El coronel Montalbán se metió la mano en el bolsillo de la chaqueta y sacó el sobre que contenía la confesión manuscrita de Mengele.
– ¿Se refiere a esta declaración?
– Eso parece, sí.
– Naturalmente, cuando lo detuvieron registramos su habitación en el Hotel San Martín.
– Claro. Y supongo que ahora va a destruir todo eso.
– Por el contrario. Voy a conservarla en un lugar muy seguro. Puede llegar a ser muy útil en algún momento.
– ¿Para librarse de Mengele, quiere decir?
– Qué va, él es poca cosa. No, me refiero a librarme de Perón. Éste es un país muy católico, Herr Gunther. Ni siquiera un electorado comprado votaría a un presidente que ha utilizado a un criminal de guerra nazi para practicar abortos ilegales a las jovencitas con las que se acuesta. Por supuesto, no hace falta decirlo, esta declaración, bien guardada, se convierte en una póliza de seguros muy útil. Para un hombre como yo, en una profesión tan insegura como ésta, es lo mejor para tener seguridad laboral. Me maliciaba que ocurría algo así, pero no podía relacionarlo con Perón. Hasta que apareció usted.
– ¿Pero cómo podía saber usted que Mengele era el hombre que yo buscaba en 1932? -pregunté-. Si yo acabo de resolverlo.
– Hace un mes o dos, cuando Mengele ya residía en Argentina, llegó de Alemania una caja de documentos dirigida a Helmut Gregor, aquí en Buenos Aires. Eran los archiyos de las investigaciones que desarrolló Mengele en la Oficina de la Raza y la Repoblación de Berlín y en Auschwitz. Parece que el médico no quería separarse del trabajo de toda una vida, y, creyendo que aquí estaba a salvo, pidió a alguien que le enviase todos los papeles desde Gunzburg, su ciudad natal. No sólo sus archivos de investigación. Estaba también su expediente de las SS y una ficha de la Gestapo. Por algún motivo su ficha de la Gestapo contenía los documentos que usted dejó en el Kripo. Los que yo le di cuando empezó a trabajar para mí. Parece que alguien intentó reabrir el caso Schwartz durante la guerra. Pero no lo logró, porque alguien con mayor poder en las SS protegía a Mengele. Un coronel de las SS llamado Kassner, que también había trabajado en el I.G. Farben. De todos modos, Mengele nunca recibió ninguno de los documentos. Cree que se perdieron cuando se hundió de forma accidental un cargamento del barco que los traía de Alemania. En realidad los documentos fueron interceptados por mis hombres.
»Antes de que llegasen a mis manos, tenía mis sospechas sobre la verdadera identidad de Helmut Gregor, e intuía que practicaba abortos ilegales aquí en Buenos Aires. Supuse que Perón le enviaba chicas jóvenes que dejaba embarazadas, pero no pude demostrar nada. No me atreví. Ni siquiera cuando apareció muerta una «fruta inmadura» de Perón, que es como llama a sus jóvenes amiguitas. Se llamaba Grete Wohlauf. y había muerto por una infección contraída durante un aborto. Cuando aparecieron los papeles de Mengele, me di cuenta de que era el hombre que usted buscaba. Y decidí despertar su interés por el caso de un modo que me beneficiase. Así que le pedí al patólogo que la mutilase para despertar su curiosidad.

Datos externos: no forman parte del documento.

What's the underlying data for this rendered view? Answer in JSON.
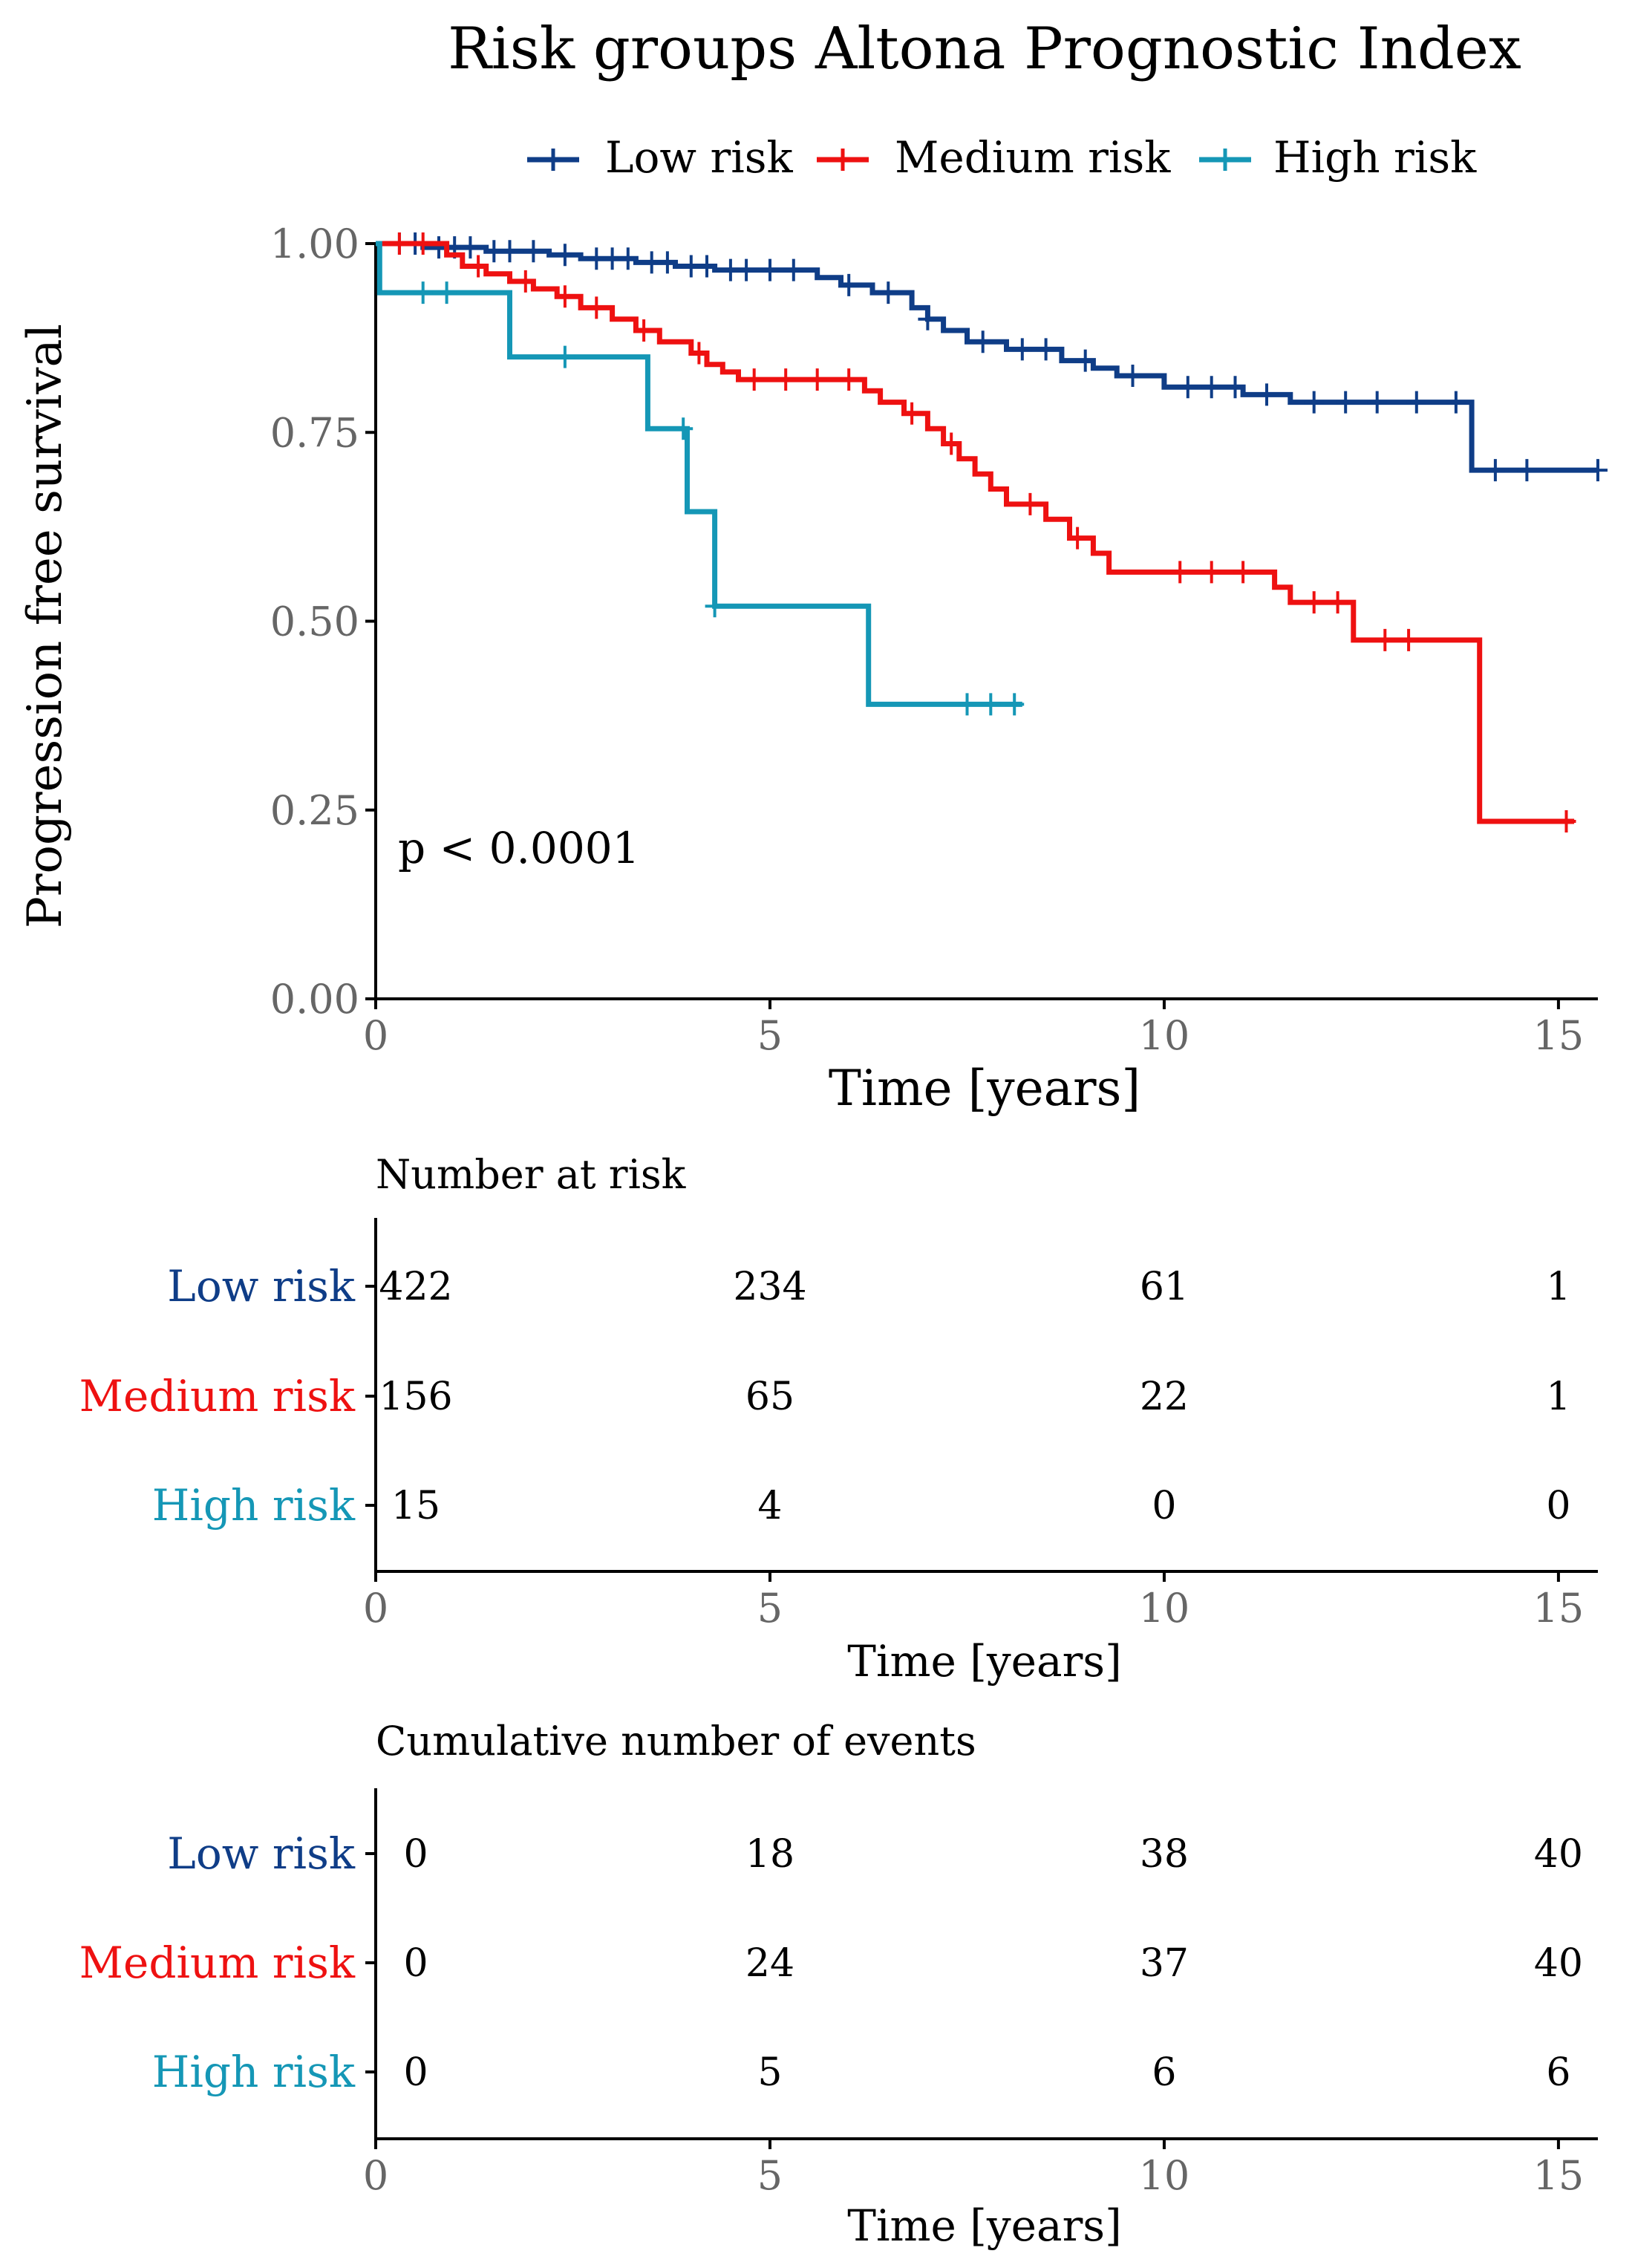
{
  "chart_data": {
    "type": "line",
    "subtype": "kaplan-meier",
    "title": "Risk groups Altona Prognostic Index",
    "xlabel": "Time [years]",
    "ylabel": "Progression free survival",
    "xlim": [
      0,
      15.5
    ],
    "ylim": [
      0,
      1
    ],
    "x_ticks": [
      0,
      5,
      10,
      15
    ],
    "y_ticks": [
      0.0,
      0.25,
      0.5,
      0.75,
      1.0
    ],
    "y_tick_labels": [
      "0.00",
      "0.25",
      "0.50",
      "0.75",
      "1.00"
    ],
    "legend_position": "top",
    "annotation": "p < 0.0001",
    "series": [
      {
        "name": "Low risk",
        "color": "#0f3d87",
        "steps": [
          [
            0,
            1.0
          ],
          [
            0.6,
            0.995
          ],
          [
            1.4,
            0.99
          ],
          [
            2.2,
            0.985
          ],
          [
            2.6,
            0.98
          ],
          [
            3.3,
            0.975
          ],
          [
            3.8,
            0.97
          ],
          [
            4.3,
            0.965
          ],
          [
            5.6,
            0.955
          ],
          [
            5.9,
            0.945
          ],
          [
            6.3,
            0.935
          ],
          [
            6.8,
            0.915
          ],
          [
            7.0,
            0.9
          ],
          [
            7.2,
            0.885
          ],
          [
            7.5,
            0.87
          ],
          [
            8.0,
            0.86
          ],
          [
            8.7,
            0.845
          ],
          [
            9.1,
            0.835
          ],
          [
            9.4,
            0.825
          ],
          [
            10.0,
            0.81
          ],
          [
            11.0,
            0.8
          ],
          [
            11.6,
            0.79
          ],
          [
            13.9,
            0.7
          ],
          [
            15.5,
            0.7
          ]
        ],
        "censors": [
          0.3,
          0.5,
          0.8,
          1.0,
          1.2,
          1.5,
          1.7,
          2.0,
          2.4,
          2.8,
          3.0,
          3.2,
          3.5,
          3.7,
          4.0,
          4.2,
          4.5,
          4.7,
          5.0,
          5.3,
          6.0,
          6.5,
          7.0,
          7.7,
          8.2,
          8.5,
          9.0,
          9.6,
          10.3,
          10.6,
          10.9,
          11.3,
          11.9,
          12.3,
          12.7,
          13.2,
          13.7,
          14.2,
          14.6,
          15.5
        ]
      },
      {
        "name": "Medium risk",
        "color": "#ee1111",
        "steps": [
          [
            0,
            1.0
          ],
          [
            0.9,
            0.985
          ],
          [
            1.1,
            0.97
          ],
          [
            1.4,
            0.96
          ],
          [
            1.7,
            0.95
          ],
          [
            2.0,
            0.94
          ],
          [
            2.3,
            0.93
          ],
          [
            2.6,
            0.915
          ],
          [
            3.0,
            0.9
          ],
          [
            3.3,
            0.885
          ],
          [
            3.6,
            0.87
          ],
          [
            4.0,
            0.855
          ],
          [
            4.2,
            0.84
          ],
          [
            4.4,
            0.83
          ],
          [
            4.6,
            0.82
          ],
          [
            6.2,
            0.805
          ],
          [
            6.4,
            0.79
          ],
          [
            6.7,
            0.775
          ],
          [
            7.0,
            0.755
          ],
          [
            7.2,
            0.735
          ],
          [
            7.4,
            0.715
          ],
          [
            7.6,
            0.695
          ],
          [
            7.8,
            0.675
          ],
          [
            8.0,
            0.655
          ],
          [
            8.5,
            0.635
          ],
          [
            8.8,
            0.61
          ],
          [
            9.1,
            0.59
          ],
          [
            9.3,
            0.565
          ],
          [
            11.4,
            0.545
          ],
          [
            11.6,
            0.525
          ],
          [
            12.4,
            0.475
          ],
          [
            14.0,
            0.235
          ],
          [
            15.2,
            0.235
          ]
        ],
        "censors": [
          0.3,
          0.6,
          1.3,
          1.9,
          2.4,
          2.8,
          3.4,
          4.1,
          4.8,
          5.2,
          5.6,
          6.0,
          6.8,
          7.3,
          8.3,
          8.9,
          10.2,
          10.6,
          11.0,
          11.9,
          12.2,
          12.8,
          13.1,
          15.1
        ]
      },
      {
        "name": "High risk",
        "color": "#1597b6",
        "steps": [
          [
            0,
            1.0
          ],
          [
            0.05,
            0.935
          ],
          [
            1.7,
            0.85
          ],
          [
            3.45,
            0.755
          ],
          [
            3.95,
            0.645
          ],
          [
            4.3,
            0.52
          ],
          [
            6.25,
            0.39
          ],
          [
            8.2,
            0.39
          ]
        ],
        "censors": [
          0.6,
          0.9,
          2.4,
          3.9,
          4.3,
          7.5,
          7.8,
          8.1
        ]
      }
    ],
    "risk_table": {
      "title": "Number at risk",
      "xlabel": "Time [years]",
      "rows": [
        {
          "name": "Low risk",
          "values": [
            "422",
            "234",
            "61",
            "1"
          ]
        },
        {
          "name": "Medium risk",
          "values": [
            "156",
            "65",
            "22",
            "1"
          ]
        },
        {
          "name": "High risk",
          "values": [
            "15",
            "4",
            "0",
            "0"
          ]
        }
      ]
    },
    "events_table": {
      "title": "Cumulative number of events",
      "xlabel": "Time [years]",
      "rows": [
        {
          "name": "Low risk",
          "values": [
            "0",
            "18",
            "38",
            "40"
          ]
        },
        {
          "name": "Medium risk",
          "values": [
            "0",
            "24",
            "37",
            "40"
          ]
        },
        {
          "name": "High risk",
          "values": [
            "0",
            "5",
            "6",
            "6"
          ]
        }
      ]
    }
  }
}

– Pero ¿por qué no fue sincero conmigo?
– Porque no me convenía. Mengele está protegido por Perón. Usted logró eludir esa protección. Yo no podía hacerlo si quería seguir siendo un hombre de confianza de Perón. Como bien dice, usted era mi gambito, Herr Gunther. Cuando supe que los hombres de Perón lo habían detenido y lo habían llevado a Caseros, ejercí cierta influencia en otra parte y conseguí que lo liberasen. Pero no sin antes darle una lección. Como le he dicho antes, preguntar por la Directiva 11 no es muy aconsejable.
– Eso ya lo aprendí. ¿Y Fabienne Von Bader? ¿Ha desaparecido de verdad?
– Oh, sí. ¿Ha encontrado algún rastro de ella?
– No, pero empiezo a entender por qué desapareció. Su padre tiene el control parcial de las cuentas bancarias suizas del Reichsbank, y los Perón quieren echar mano de ese dinero. Sospecho que los Von Bader la han escondido para protegerla, para que los Perón no puedan utilizar a la chica como moneda de cambio con el fin de que el padre haga lo que le piden. O algo así.
– Como siempre -dijo el coronel con una sonrisa-, es un poco más complicado.
– ¿Ah, sí? ¿Mucho más complicado?
– Creo que está a punto de averiguarlo.